Review #3769: Elementary 1.4: “The Rat Race”

Posted on the 28 October 2012 by Entil2001 @criticalmyth

Contributor: Bronzethumb

Written by Craig Sweeny
Directed by Rosemary Rodriguez

It’s stunning in a near-paradoxical way how the latest episode of “Elementary” manages to play to the show’s greatest strengths and weaknesses. On one hand, it gives a slightly greater scope for Jonny Lee Miller to be brilliant in this pseudo-Holmes role and gives him and pseudo-Watson new and interesting ways to bounce off one another. On this basis, “The Rat Race” should be the most successful episode to date, but then the shadow of the BBC’s “Sherlock” rears its head and all is dashed.

With no particularly interesting murder cases on the books, Gregson gives Holmes a chance to alleviate his boredom by giving his name to a Wall Street firm in need of a consulting detective. Despite his dislike of bankers, he takes on the case of locating a missing executive, but when the executive turns up dead in a secret apartment, seemingly the victim of a heroin overdose, Holmes starts the believe he’s stumbled onto a serial killer. Meanwhile, Watson gets fixed up by one of her friends, and starts to realize the toll that a keen deductive eye can take on someone’s psyche.

It’s not hard to draw comparisons between this episode and “The Blind Banker” from series 1 of “Sherlock”. In fact, it gets easier and easier as the episode goes on, as the general structure and a lot of the little details wind up mirroring the British installment. This comparison is nothing but bad for “Elementary”, which has always struggled to be its own show and escape the stigma of “Sherlock”; when audiences familiar with both shows are forced to compare them, of course this very procedural and somewhat bland version of Sherlock Holmes is going to suffer.
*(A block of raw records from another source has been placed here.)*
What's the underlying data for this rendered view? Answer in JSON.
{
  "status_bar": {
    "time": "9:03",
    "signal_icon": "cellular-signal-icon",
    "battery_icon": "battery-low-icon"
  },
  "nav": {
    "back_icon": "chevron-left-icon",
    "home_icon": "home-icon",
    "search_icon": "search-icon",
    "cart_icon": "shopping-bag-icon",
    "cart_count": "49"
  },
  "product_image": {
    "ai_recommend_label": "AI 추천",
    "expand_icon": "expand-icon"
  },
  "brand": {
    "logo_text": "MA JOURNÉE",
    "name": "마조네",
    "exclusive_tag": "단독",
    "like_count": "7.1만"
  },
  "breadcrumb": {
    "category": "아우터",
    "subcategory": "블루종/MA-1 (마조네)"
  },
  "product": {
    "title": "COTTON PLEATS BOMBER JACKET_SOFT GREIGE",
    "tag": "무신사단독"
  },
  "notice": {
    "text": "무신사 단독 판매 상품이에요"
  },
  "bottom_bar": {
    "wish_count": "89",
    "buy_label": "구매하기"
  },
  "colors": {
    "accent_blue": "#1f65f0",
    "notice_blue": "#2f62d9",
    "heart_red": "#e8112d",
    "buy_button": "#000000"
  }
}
This seemingly-derivative A-story is contrasted by some good character beats for the two protagonists. They’re really Holmes and Watson in name only by this point, and a total separation would do wonders because the writers could take further liberties and develop both characters the way they did in “The Rat Race”. When the case starts to involve drugs, a very real change comes over Holmes, one that prompts new depths from Miller’s performance. Similarly, there’s a sad new dimension to Watson as her foray into dating goes bad specifically because of her association with Holmes; it’s not that he’s interfering, but rather that she’s starting to see the world as he does and it makes things difficult.

There’s a narrative for this version of Holmes being laid out over “The Rat Race”, and deliberately done in the wrong order. It both begins and ends with this version of Holmes explaining why it’s a burden to think as he does, recalling similar scenes in the Guy Ritchie film and the BBC series, and for a brief, shining moment, “Elementary” looks like it has the stones to compete. But it’s just a momentary thing. These characters, who aren’t Sherlock Holmes and Dr. Watson but nonetheless have narrative potential, would do well in a better show, one with stronger content. But again, this show fails to step out of the shadows of what’s come before.